Il freddo, poi, divenne insopportabile, il brioso  Gennaro, non fumando, scambiava la propria porzione di tabacco, con una fetta di pane (di circa 100 grammi) con altri sfortunati prigionieri. Riuscì a sopravvivere, aiutandosi, anche con vari lavoretti (pitturazione e decorazione) a casa di qualche autorità russa. Arrivò la liberazione, questa volta vera liberazione. Arrivò in Italia, dopo un lunghissimo viaggio, a novembre del 1945.

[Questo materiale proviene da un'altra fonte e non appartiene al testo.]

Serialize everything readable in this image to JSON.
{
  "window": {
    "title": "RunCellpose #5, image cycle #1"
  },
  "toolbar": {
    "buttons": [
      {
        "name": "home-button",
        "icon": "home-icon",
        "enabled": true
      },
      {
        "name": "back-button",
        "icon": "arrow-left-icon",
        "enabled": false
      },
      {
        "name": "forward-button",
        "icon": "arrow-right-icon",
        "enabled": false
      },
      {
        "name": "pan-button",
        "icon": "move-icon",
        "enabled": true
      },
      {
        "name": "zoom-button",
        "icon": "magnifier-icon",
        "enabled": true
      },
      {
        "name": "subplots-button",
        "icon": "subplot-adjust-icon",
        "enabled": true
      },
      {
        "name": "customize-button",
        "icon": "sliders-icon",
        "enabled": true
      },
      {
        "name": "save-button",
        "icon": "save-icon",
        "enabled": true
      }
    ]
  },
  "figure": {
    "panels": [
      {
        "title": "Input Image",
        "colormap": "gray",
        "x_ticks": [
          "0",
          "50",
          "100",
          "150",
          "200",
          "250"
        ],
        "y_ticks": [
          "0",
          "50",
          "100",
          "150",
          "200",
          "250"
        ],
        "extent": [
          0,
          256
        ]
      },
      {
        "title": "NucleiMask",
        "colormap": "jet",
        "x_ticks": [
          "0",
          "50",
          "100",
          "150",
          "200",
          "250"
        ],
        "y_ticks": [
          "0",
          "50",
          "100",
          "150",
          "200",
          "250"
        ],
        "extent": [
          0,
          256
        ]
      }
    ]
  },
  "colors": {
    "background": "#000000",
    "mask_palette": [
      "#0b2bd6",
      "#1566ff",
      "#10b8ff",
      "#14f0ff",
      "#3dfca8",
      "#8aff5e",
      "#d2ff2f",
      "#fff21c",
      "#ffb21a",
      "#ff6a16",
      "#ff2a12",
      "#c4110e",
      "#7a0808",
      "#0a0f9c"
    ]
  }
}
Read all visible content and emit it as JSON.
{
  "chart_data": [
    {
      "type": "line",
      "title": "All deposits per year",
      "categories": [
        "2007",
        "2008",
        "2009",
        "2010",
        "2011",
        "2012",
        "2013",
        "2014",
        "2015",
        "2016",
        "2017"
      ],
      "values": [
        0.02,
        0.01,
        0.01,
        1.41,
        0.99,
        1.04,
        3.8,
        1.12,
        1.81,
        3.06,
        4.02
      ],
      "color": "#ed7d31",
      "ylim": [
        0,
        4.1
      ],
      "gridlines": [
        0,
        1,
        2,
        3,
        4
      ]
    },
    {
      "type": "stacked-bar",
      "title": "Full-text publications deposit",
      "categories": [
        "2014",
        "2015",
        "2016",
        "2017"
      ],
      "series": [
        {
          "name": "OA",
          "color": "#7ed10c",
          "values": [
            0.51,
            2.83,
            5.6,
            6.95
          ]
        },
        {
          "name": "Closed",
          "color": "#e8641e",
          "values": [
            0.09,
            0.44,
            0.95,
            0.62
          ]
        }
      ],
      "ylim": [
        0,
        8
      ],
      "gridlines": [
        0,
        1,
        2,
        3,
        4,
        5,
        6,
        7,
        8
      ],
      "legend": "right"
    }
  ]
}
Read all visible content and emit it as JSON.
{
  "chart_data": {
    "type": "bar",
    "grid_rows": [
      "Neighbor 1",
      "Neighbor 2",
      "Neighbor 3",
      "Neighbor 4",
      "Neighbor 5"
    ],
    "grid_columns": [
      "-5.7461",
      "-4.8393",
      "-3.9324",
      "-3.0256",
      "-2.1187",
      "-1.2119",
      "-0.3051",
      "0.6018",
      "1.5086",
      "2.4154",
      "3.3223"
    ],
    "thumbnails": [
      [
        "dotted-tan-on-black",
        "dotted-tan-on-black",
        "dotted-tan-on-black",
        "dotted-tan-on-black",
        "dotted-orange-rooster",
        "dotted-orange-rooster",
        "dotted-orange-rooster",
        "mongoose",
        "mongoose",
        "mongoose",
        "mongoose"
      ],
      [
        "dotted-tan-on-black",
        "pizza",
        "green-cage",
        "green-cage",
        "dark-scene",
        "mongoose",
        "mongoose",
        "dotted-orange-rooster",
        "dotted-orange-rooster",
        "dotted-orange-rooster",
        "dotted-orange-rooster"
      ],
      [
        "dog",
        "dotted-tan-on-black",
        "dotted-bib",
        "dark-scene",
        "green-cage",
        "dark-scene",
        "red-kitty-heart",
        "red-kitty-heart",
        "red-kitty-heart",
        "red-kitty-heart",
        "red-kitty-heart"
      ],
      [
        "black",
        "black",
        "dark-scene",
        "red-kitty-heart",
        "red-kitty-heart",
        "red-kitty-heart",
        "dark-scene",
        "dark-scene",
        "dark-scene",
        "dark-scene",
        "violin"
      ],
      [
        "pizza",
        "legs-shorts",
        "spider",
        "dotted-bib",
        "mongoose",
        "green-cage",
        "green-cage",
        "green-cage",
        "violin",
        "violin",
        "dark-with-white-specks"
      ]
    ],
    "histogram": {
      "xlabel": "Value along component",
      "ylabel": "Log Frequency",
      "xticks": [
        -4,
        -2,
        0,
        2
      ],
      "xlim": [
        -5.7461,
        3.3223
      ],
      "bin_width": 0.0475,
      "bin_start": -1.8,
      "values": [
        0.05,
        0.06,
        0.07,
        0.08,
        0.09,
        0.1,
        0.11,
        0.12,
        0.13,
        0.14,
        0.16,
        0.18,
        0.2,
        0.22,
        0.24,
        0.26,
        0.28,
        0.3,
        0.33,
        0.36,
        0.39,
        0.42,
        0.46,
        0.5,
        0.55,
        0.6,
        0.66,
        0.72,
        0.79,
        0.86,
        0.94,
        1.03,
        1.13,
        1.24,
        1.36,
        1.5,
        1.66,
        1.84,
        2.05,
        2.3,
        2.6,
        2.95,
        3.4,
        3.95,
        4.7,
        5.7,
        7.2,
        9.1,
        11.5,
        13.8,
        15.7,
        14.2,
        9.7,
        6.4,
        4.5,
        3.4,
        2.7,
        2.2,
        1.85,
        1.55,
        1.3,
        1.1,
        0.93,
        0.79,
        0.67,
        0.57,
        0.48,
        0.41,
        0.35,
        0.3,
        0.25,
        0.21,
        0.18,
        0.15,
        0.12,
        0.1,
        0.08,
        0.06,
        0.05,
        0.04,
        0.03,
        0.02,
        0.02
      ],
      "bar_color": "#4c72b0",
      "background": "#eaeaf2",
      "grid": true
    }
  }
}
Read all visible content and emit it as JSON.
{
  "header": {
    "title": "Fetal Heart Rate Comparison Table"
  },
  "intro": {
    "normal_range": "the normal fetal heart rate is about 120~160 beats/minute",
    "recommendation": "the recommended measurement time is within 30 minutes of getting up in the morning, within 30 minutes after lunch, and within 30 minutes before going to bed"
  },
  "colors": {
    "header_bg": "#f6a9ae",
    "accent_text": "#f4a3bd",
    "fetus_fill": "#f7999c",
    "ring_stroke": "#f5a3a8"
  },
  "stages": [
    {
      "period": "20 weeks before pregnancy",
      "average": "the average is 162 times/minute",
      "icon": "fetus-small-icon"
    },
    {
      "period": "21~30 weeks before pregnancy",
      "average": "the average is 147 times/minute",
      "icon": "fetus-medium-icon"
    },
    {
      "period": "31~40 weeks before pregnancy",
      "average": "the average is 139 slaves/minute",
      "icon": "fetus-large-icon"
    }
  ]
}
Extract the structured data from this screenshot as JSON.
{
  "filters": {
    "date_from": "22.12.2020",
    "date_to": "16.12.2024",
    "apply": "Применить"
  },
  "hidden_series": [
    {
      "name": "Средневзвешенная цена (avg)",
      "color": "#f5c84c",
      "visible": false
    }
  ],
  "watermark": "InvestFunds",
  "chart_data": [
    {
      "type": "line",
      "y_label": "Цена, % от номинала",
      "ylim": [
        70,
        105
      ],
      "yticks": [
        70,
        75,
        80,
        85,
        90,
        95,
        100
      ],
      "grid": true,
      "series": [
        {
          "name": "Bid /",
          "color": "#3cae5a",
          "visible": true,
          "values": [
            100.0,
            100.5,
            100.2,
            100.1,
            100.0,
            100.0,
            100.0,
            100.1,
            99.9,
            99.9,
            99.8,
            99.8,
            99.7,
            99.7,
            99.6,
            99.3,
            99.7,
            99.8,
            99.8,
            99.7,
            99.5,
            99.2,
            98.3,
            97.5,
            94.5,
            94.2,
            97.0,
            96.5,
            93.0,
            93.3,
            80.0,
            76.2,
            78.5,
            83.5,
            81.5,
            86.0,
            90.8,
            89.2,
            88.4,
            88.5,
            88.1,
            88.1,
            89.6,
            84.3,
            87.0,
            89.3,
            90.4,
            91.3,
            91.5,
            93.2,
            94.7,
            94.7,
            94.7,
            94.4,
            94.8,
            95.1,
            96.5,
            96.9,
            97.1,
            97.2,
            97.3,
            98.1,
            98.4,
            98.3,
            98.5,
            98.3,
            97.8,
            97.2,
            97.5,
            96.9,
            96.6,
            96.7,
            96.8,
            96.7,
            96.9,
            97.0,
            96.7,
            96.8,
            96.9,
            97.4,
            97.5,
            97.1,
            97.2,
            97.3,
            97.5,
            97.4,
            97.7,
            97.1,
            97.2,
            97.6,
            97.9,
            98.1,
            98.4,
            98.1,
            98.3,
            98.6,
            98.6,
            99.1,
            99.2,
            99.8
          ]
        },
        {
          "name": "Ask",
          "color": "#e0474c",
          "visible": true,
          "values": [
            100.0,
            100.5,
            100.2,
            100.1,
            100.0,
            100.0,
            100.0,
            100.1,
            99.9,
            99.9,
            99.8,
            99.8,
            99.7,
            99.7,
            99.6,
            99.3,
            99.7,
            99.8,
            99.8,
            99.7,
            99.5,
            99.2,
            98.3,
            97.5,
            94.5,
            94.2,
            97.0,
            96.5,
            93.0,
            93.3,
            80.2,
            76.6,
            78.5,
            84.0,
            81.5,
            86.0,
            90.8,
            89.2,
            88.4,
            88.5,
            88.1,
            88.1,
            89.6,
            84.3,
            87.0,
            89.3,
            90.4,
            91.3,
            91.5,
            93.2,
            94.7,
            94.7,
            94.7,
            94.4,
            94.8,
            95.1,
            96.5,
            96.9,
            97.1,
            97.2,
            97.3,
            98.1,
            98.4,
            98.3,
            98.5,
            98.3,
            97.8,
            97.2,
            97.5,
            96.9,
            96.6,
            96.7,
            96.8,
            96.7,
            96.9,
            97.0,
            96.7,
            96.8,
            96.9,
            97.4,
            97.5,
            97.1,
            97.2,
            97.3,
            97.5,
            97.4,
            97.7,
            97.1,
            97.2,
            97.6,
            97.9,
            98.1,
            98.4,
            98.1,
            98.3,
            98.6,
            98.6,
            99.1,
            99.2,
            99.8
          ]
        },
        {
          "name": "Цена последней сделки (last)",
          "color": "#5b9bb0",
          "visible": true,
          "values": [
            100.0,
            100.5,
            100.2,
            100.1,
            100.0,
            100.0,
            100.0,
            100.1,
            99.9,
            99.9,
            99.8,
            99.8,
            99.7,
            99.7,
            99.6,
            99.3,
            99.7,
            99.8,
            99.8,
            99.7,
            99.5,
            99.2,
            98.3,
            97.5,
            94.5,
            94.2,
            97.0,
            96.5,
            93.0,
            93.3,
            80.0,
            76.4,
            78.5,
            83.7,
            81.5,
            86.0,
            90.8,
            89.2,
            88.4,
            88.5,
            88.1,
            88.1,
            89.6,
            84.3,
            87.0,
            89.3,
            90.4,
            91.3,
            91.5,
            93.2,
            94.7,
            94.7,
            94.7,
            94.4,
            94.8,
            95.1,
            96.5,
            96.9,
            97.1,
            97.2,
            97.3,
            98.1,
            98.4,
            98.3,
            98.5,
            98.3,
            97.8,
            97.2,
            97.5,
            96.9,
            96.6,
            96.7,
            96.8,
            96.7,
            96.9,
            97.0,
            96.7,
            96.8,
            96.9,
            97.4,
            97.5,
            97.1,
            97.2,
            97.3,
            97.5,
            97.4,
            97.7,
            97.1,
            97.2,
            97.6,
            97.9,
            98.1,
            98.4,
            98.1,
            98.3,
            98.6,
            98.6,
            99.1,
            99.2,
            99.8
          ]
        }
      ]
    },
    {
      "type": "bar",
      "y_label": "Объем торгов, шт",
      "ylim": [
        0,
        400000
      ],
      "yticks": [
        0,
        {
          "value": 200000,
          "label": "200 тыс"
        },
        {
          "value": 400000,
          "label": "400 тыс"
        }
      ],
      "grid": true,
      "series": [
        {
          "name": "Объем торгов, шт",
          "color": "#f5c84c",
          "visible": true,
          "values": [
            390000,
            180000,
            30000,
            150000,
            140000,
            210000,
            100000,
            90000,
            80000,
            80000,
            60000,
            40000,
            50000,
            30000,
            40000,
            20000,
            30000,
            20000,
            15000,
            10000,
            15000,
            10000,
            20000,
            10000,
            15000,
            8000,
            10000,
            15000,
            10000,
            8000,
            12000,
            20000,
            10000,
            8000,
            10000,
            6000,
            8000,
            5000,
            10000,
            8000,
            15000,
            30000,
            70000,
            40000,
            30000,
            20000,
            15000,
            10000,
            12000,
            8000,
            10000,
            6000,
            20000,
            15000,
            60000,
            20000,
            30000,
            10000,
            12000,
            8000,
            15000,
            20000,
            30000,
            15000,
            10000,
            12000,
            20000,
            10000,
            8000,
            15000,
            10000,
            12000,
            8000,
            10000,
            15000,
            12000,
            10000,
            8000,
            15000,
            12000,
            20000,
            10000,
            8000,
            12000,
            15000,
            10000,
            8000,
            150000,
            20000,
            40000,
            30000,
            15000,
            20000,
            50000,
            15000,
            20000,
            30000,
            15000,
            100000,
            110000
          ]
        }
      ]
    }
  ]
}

Da Bolzano a Roma, nella capitale, insieme con altri reduci, fu portato a far visita a Umberto, regnante d'Italia, (figlio dell'ex Re Vittorio Emanuele III) e dal papa Pio XII (Eugenio Pacelli, 1876/1958), di fronte al quale mostrò la pagnotta di pane che aveva ricevuto dai russi per il viaggio in patria, al che Sua Santità, rivolto alle autorità italiane presenti, disse loro: "Aiutateli!". Rivide la città natia, il giorno dopo.
Abile pittore (imbianchino, parati e affini), grosso personaggio della Torre del Greco che non c'è più, giocherellone dalla facile barzelletta, ben riusciva a sdrammatizzare gli eventi della vita; buon giocatore di biliardo, frequentava la sala interna del bar Di Rosa e l'ex Circolo degli Amici; grosso appassionato e tifoso della squadra "corallina", si senti male durante una gara interna della Turris sulla tribuna del vetusto "A. Liguori" nel 1980; era di casa nelle sedi della Polisportiva Turris; buon conoscitore e "fans" di films ed attori americani.
Di lui, tutti serbano un ottimo scordo, e, quando arrivava "Ncap a Torre", era sempre una festa;  amò con passione paterna le figlie Lucia e Carmela ed il figlio Peppe che vive a Seattle (Washington).
Un omaggevole ricordo va anche agli altri, fratelli: Luigi (1914/1941); studente universitario, iscritto al G.U.F impiegato al Comune di Torre del Greco, addetto al rilascio delle "tessere annonarie"; Antonio (1916/1993), militare in Marina, campagna di Spagna, richiamato; capo squadra imbianchini dell'Ufficio tecnico comunale, gran simpaticone e dallo scherzo facile; Giuseppe (1920/1941), deceduto a bordo del sommergibile "Salpa" della Marina Militare Italiana, a largo di Tobruck (Libia) a seguito di affondamento; Raffaele, il più grande, trasferitosi in America nel 1922; Salvatore bravo incisore (deceduto).
Spesso il coriaceo "pittore" era solito, soffermandosi sulle vicende del secondo conflitto mondiale che lo ha visto protagonista "dal vivo", affermare, a mo' di ferma condanna: "In guerra non c'è religione, in guerra assassini di quà, assassini di là... è una cosa terribile! La guerra è l 'animale più brutto del mondo... tu non sei niente!"